View from the armchair
Recently, I came across two good articles on urbanization and development. The article— ‘World Goes to Towns’ in The Economist is a part of their survey on cities, which covers many facets of increasing urbanization. (Its) main argument is that urbane metros will be the engine of progress for the whole modern civilization. By 2020, nine cities across the world will touch the figure of almost 20 million inhabitants.
In Mint, Atanu Dey and Reuben Abraham argue (similarly) in their article, that urbanization is the natural path of human advance and the earlier we get there, the better will it be. The (title) of their article (is apt): ‘Can India afford its villages?’... (I find there’s a) flaw (in this article)—(it has) a visibly rationalistic attitude which treats the village as a mere unit in the economy, to which some resources must be allocated and (suggests) all problems in societies are merely those of allocation of resources.
Look at the Nandigram and Maan/Vagholi SEZ issues that enraged West Bengal and Maharashtra. Valuation of a village or land can’t be in monetary terms, a mistake economists are (making) again and again.
There is no debat(ing) the fact that the living conditions of villagers must be improved, but it is not at all convincing that (worse) living conditions means villages. What about the slums in Mumbai or Delhi? Those (show) urbanization minus urbane conditions.

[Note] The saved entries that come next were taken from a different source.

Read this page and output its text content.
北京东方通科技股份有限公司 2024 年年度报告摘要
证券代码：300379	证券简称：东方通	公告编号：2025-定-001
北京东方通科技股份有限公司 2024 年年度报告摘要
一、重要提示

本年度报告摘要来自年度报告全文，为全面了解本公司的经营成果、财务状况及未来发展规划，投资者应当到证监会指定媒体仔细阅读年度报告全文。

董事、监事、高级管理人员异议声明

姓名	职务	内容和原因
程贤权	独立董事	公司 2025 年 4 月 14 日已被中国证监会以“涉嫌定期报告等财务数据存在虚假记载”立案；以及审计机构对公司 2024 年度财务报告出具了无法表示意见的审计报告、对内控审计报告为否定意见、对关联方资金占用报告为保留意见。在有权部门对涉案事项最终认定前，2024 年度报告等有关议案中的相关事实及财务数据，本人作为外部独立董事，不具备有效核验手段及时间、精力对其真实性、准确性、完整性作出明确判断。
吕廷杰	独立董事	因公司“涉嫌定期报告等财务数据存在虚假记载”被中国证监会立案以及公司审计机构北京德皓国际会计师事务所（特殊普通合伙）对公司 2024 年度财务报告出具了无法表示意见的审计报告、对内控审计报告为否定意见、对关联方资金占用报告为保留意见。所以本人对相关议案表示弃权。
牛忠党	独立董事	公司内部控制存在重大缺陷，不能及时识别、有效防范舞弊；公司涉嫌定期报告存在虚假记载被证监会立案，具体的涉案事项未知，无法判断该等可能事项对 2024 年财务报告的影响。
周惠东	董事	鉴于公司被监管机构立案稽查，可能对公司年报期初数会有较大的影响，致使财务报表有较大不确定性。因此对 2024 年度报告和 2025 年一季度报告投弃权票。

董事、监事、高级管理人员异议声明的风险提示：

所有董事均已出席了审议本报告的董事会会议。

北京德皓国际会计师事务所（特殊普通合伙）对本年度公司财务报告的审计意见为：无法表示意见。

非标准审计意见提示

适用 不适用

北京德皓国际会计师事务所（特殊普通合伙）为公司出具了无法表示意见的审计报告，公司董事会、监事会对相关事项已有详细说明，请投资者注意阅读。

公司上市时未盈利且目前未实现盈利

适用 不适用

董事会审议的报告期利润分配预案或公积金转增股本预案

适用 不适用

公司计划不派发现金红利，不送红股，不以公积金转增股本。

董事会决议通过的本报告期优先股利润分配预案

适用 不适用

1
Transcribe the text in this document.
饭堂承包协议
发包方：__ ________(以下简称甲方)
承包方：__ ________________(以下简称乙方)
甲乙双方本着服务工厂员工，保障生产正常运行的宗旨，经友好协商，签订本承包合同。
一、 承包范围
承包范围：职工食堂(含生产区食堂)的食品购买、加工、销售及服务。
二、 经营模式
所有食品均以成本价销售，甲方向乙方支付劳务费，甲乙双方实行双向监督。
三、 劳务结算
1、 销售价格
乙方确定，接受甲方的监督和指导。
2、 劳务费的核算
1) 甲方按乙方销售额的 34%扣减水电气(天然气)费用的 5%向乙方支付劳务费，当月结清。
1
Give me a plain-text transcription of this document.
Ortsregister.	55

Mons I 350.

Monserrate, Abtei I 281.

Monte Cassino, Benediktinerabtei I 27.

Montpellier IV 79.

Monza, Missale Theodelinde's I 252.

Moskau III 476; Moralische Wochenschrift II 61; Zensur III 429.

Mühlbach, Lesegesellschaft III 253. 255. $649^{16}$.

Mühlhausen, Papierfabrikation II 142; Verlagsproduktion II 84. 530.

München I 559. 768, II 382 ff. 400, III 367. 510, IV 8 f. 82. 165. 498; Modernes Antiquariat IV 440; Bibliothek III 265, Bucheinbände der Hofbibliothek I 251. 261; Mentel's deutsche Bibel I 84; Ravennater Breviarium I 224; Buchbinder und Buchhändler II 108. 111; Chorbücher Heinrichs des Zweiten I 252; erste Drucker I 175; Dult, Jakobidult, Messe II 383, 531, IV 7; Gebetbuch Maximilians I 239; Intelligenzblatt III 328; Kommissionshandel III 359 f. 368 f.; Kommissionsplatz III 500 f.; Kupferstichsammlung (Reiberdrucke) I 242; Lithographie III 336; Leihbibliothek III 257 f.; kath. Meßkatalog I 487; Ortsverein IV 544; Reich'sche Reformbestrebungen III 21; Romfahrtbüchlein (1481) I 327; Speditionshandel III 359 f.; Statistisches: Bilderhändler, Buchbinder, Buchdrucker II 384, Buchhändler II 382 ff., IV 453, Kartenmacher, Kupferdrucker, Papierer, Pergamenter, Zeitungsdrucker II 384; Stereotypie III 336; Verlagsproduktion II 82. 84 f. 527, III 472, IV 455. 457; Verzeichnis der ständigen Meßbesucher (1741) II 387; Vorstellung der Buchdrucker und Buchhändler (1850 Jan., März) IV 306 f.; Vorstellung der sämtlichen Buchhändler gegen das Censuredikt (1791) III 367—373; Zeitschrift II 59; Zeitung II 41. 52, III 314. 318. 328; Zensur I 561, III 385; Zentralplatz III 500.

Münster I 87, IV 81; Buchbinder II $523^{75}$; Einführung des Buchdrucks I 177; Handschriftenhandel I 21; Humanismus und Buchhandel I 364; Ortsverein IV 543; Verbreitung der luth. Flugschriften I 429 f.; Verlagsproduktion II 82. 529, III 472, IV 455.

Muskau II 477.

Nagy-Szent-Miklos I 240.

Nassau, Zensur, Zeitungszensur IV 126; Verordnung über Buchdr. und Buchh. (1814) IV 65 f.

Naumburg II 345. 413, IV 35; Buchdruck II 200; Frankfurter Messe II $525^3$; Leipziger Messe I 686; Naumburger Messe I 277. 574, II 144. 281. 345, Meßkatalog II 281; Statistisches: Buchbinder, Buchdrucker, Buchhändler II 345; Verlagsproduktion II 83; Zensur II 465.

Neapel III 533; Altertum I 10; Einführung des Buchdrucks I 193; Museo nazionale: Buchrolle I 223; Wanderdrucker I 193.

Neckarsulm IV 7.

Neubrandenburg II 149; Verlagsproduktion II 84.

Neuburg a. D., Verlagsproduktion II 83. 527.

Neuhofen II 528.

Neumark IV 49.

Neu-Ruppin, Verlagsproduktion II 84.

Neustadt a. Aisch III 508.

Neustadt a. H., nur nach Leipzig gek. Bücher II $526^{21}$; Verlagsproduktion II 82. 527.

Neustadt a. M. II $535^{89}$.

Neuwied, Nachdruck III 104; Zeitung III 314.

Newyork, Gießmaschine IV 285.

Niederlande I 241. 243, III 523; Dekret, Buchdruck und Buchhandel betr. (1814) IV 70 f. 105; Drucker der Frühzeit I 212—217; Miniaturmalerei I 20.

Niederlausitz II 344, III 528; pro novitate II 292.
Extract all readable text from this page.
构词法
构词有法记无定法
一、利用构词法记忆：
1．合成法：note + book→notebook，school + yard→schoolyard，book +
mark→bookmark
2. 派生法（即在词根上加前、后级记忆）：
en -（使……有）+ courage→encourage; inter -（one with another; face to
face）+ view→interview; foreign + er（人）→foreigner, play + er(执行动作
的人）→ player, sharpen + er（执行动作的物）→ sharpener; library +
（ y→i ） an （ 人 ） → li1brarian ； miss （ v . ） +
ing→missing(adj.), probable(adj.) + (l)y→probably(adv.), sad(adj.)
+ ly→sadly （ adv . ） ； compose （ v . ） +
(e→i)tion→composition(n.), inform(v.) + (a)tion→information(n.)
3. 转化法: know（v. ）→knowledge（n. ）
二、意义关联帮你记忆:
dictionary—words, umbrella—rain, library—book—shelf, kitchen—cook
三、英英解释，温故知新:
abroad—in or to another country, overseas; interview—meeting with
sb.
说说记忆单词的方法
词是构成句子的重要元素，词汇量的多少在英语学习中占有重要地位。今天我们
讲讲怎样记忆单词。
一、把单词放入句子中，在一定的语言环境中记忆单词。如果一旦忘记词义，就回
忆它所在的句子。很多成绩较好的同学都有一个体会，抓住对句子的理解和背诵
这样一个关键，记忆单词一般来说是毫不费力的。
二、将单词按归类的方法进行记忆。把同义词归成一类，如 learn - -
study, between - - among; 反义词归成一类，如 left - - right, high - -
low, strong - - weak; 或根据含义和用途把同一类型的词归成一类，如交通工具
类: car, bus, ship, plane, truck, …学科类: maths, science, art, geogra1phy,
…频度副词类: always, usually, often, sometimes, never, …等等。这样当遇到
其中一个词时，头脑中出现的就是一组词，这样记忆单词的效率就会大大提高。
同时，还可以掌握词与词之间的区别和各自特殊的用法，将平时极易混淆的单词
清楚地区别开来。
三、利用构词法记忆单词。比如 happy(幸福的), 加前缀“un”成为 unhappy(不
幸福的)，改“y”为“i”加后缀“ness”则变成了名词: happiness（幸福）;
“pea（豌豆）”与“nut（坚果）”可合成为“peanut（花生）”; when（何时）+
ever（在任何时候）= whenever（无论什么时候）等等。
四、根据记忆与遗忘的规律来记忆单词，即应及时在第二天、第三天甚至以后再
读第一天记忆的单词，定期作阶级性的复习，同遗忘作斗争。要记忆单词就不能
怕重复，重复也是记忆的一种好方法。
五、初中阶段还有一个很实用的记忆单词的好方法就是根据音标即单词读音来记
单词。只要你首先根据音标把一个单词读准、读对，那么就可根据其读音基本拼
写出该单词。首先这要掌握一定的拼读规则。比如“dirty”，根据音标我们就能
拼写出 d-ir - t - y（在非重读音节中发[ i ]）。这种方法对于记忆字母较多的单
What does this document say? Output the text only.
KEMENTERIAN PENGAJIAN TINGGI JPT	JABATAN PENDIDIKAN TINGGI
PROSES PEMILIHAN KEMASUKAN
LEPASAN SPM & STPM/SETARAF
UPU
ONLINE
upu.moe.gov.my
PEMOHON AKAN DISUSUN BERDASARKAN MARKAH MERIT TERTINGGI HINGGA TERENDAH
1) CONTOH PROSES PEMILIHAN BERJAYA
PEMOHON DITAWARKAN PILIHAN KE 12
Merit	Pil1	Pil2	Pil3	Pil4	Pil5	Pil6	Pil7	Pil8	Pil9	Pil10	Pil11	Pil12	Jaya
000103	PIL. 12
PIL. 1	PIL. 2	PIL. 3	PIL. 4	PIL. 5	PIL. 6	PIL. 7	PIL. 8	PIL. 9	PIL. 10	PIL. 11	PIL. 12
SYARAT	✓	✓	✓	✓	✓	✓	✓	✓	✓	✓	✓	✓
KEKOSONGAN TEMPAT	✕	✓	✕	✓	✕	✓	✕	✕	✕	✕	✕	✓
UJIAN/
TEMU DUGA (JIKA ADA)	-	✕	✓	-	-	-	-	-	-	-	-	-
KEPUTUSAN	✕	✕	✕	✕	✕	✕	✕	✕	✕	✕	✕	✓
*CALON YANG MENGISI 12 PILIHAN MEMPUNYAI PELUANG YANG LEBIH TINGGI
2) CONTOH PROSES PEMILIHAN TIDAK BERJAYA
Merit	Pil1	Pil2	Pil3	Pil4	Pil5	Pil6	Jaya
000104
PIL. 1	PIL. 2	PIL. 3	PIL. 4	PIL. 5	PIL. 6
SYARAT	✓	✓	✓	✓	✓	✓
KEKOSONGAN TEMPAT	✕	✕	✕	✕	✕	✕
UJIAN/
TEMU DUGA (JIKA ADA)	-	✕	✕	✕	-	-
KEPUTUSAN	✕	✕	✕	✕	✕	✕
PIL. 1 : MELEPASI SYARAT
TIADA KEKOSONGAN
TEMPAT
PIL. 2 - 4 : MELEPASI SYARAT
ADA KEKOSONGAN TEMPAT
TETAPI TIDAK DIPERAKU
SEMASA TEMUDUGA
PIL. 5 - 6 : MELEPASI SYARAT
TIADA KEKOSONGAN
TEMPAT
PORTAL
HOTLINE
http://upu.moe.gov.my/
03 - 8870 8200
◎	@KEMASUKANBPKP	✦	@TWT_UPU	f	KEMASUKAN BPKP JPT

The main question here is not of living conditions of course. (It), as raised by the writers, is of productivity. Productivity and urbanization are different things. If we turn all resources to cities on the pretext of low productivity of villages, we will merely force the rural population to migrate to cities. Even if new city-centres come up to accommodate these immigrants... we would have found no answers to the problem of low agricultural productivity. The results would be completely disastrous for the whole economy.
Another curious phenomenon which negates this city-centric resource planning is that most of the SEZs come up not on infertile land in remote places far off from cities, but are, in fact, proposed in close proximity to existing cities. The logic behind (such) proximity is clear. There is little infrastructural development in the countryside. If we want to develop this infrastructure, again we must shift resources to villages, not cities.
The point I want to make is that we have failed miserably in taking to villages, the kind of opportunities (that) could have launched them on a path of progress. The answers to this failure, though, do lie in centralized and corrupt politics, apart from the stratified societal structure. The fact remains that we Indians are in constant denial (of) our historical facts—we do not accept the realities— and hence have not evolved a scheme for development which could be said to have evolved from the grass roots. I wonder if technology could be the answer (for) the villages. I feel, by equating villages with underdevelopment, we (may be) throwing away the baby with the bathwater. Aren’t we overlooking a lot of complex emotive-social realities (which is an issue in the political realm, not economic)? Aren’t we taking a ‘chopper view’ of villages and development?